Five Facts on Lend-Lease

Five Facts on Lend-Lease

As Congress attempts to pass vital military aid to Ukraine, reports are emerging that the final legislation may include a revitalization of the Lend-Lease program – a callback to the legislation that enable America to support its allies before entering World War II.

Here are Five Facts on Lend-Lease.

  1. The original Lend-Lease Act was signed into law by President Franklin D. Roosevelt on March 11, 1941.

The legislation marked a pivotal shift in U.S. foreign policy by allowing the provision of military aid to allies during World War II without immediate compensation. This policy was essential for supporting Allied forces against Axis powers and was fundamental in the United States' efforts to aid without directly entering the war until December of that year.

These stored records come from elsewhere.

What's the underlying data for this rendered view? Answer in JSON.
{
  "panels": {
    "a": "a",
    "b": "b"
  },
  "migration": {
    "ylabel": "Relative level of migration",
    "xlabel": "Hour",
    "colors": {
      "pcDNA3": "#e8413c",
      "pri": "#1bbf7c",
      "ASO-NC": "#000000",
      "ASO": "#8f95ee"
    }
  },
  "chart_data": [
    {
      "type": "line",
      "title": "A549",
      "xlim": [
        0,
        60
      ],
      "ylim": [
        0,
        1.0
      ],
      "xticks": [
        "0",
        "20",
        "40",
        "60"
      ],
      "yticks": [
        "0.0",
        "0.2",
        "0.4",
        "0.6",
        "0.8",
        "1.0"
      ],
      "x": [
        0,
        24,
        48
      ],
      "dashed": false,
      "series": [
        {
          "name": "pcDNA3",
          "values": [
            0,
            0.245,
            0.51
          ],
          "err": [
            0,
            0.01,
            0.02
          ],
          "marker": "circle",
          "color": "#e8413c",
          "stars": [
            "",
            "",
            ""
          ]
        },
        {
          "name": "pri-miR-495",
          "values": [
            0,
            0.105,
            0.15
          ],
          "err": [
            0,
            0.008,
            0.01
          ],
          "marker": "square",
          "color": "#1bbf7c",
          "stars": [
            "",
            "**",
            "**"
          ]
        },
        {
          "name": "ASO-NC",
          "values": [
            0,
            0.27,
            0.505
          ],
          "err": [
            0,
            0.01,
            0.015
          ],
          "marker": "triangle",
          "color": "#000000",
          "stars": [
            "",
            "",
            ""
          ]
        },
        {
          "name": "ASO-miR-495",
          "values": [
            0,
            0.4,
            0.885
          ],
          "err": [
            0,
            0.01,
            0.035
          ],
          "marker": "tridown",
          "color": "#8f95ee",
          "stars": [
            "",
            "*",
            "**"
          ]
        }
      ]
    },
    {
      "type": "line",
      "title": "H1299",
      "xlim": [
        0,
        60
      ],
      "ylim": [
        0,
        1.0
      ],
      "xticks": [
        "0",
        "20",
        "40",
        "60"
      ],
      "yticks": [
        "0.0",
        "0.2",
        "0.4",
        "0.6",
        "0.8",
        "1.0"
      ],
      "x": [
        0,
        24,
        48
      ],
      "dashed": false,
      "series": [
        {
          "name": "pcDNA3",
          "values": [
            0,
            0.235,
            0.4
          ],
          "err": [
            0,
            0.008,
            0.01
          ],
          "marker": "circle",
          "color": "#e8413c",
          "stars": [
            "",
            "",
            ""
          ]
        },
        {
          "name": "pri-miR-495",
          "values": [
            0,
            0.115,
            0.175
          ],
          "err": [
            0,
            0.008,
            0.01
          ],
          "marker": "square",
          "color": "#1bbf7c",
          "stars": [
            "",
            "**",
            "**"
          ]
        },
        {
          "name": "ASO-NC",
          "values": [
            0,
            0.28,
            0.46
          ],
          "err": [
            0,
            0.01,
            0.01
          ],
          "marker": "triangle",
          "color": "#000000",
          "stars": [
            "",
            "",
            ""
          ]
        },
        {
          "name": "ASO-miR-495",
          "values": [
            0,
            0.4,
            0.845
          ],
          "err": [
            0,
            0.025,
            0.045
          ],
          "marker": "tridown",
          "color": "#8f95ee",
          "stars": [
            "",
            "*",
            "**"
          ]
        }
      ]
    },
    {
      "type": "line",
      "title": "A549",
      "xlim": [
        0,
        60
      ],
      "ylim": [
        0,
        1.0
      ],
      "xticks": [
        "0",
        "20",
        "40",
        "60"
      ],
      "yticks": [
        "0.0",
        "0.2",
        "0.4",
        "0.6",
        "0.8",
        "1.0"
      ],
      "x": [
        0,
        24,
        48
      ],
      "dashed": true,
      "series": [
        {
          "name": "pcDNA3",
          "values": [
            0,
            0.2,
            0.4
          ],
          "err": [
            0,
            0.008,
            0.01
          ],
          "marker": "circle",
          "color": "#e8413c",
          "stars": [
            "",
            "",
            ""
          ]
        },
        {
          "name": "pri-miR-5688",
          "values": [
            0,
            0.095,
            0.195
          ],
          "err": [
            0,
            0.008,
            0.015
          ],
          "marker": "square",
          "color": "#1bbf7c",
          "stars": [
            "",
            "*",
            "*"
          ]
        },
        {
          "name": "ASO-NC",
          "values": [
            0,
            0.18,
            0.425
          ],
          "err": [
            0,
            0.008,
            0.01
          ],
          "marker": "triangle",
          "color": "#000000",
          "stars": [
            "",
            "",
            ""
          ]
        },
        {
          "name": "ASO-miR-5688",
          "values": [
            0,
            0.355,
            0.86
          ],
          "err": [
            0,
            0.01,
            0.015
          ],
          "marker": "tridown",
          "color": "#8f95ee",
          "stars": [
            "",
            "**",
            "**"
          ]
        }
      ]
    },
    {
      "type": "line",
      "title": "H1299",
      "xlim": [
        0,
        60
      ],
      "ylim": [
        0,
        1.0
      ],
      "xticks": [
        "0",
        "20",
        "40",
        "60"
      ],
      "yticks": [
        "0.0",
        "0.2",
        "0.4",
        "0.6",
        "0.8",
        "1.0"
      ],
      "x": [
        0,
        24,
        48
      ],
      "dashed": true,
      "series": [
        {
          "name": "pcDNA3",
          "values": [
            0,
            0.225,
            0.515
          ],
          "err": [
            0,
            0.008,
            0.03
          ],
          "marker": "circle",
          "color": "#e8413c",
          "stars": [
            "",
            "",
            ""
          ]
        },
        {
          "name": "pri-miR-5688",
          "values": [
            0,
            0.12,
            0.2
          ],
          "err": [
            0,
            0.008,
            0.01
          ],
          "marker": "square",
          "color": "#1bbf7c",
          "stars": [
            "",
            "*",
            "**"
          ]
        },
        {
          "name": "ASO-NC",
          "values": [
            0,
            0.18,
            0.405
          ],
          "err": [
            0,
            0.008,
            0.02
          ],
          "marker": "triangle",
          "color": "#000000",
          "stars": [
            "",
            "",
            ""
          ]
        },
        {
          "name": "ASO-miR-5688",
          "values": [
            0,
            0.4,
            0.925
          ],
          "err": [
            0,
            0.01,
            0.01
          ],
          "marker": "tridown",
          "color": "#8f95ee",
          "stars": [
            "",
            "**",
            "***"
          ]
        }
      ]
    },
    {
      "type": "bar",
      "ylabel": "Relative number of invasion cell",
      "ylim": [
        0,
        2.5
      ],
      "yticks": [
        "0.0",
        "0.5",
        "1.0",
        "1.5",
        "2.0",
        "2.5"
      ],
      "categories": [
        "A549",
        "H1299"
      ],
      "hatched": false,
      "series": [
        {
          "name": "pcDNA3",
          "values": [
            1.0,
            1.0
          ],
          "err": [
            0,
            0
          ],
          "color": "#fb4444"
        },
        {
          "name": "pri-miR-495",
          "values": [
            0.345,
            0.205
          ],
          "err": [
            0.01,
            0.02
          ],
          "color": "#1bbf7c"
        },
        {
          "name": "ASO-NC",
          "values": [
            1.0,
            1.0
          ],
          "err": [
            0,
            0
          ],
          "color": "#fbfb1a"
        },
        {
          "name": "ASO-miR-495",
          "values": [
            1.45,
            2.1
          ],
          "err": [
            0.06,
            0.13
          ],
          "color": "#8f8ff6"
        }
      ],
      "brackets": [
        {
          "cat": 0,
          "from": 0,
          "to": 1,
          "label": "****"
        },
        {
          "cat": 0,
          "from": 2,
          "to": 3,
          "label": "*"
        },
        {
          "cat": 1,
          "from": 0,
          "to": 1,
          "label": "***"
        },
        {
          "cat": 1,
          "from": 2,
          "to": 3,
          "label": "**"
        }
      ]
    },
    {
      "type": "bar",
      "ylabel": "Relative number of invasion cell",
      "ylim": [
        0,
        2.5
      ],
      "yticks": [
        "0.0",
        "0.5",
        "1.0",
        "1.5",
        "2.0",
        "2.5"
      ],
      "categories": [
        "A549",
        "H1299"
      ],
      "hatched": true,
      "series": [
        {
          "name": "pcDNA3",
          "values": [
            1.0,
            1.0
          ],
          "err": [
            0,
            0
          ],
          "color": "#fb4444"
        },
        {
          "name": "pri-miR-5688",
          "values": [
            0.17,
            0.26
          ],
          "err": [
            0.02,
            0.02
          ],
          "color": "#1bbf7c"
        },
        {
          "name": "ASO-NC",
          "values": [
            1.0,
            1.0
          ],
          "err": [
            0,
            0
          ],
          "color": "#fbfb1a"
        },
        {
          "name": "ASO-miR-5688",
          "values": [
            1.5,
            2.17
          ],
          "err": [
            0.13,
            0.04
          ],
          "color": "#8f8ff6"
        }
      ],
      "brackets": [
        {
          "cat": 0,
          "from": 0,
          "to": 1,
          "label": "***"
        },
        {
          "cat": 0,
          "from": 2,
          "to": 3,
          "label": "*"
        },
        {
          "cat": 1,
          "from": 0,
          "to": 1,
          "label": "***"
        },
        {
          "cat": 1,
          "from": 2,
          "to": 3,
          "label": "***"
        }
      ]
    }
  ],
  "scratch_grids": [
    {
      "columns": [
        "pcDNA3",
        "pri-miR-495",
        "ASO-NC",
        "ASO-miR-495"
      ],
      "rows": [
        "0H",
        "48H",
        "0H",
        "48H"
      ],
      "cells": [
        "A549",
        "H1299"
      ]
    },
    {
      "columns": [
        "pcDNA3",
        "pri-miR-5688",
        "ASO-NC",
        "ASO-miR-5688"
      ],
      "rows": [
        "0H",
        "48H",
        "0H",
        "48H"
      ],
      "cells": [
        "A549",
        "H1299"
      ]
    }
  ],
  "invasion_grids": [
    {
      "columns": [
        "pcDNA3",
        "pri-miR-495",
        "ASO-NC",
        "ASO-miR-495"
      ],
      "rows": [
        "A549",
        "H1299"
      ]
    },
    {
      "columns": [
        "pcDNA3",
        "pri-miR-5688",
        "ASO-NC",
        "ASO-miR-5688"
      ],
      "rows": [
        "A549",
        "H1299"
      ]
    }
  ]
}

2. Throughout World War II, the United States supplied more than 30 of its allies with over $50 billion (equivalent to roughly one trillion dollars today) in military aid under Lend-Lease.

This aid included aircraft, tanks, vehicles, weapons, and food supplies, significantly bolstering the military capabilities of Allied nations, including the Soviet Union and China.

3. Stalin considered Lend-Lease to be essential to the Soviet Union ultimately prevailing over Nazi Germany on the Eastern Front.

According to the memoirs of Soviet Premier Nikita Khrushchev, Stalin’s successor, “[Stalin] stated bluntly that if the United States had not helped us, we would not have won the war. If we had had to fight Nazi Germany one on one, we could not have stood up against Germany's pressure, and we would have lost the war… When I listened to his remarks, I was fully in agreement with him, and today I am even more so.”

4. The U.S. revived the Lend-Lease program in 2022 to help Ukraine in its war with Russia.

The Ukraine Democracy Defense Lend-Lease Act of 2022 cut red tape on defense exports to Ukraine to ensure they could receive timely aid to fight back against the Russian invasion. The legislation unanimously passed the Senate and passed the House 417-10 in May of 2022.

5. Lend-Lease has not been the primary mechanism of delivering aid to Ukraine.

The Atlantic Council notes that “the United States transferred $46.6 billion worth of munitions, weapons, and other military aid to Ukraine in fiscal years 2022-2023” without using the Lend-Lease mechanism, which ultimately expired in October of 2023. However, the authors noted that the act’s connections to World War II make reauthorizing it a potent symbol of American political support for Ukraine.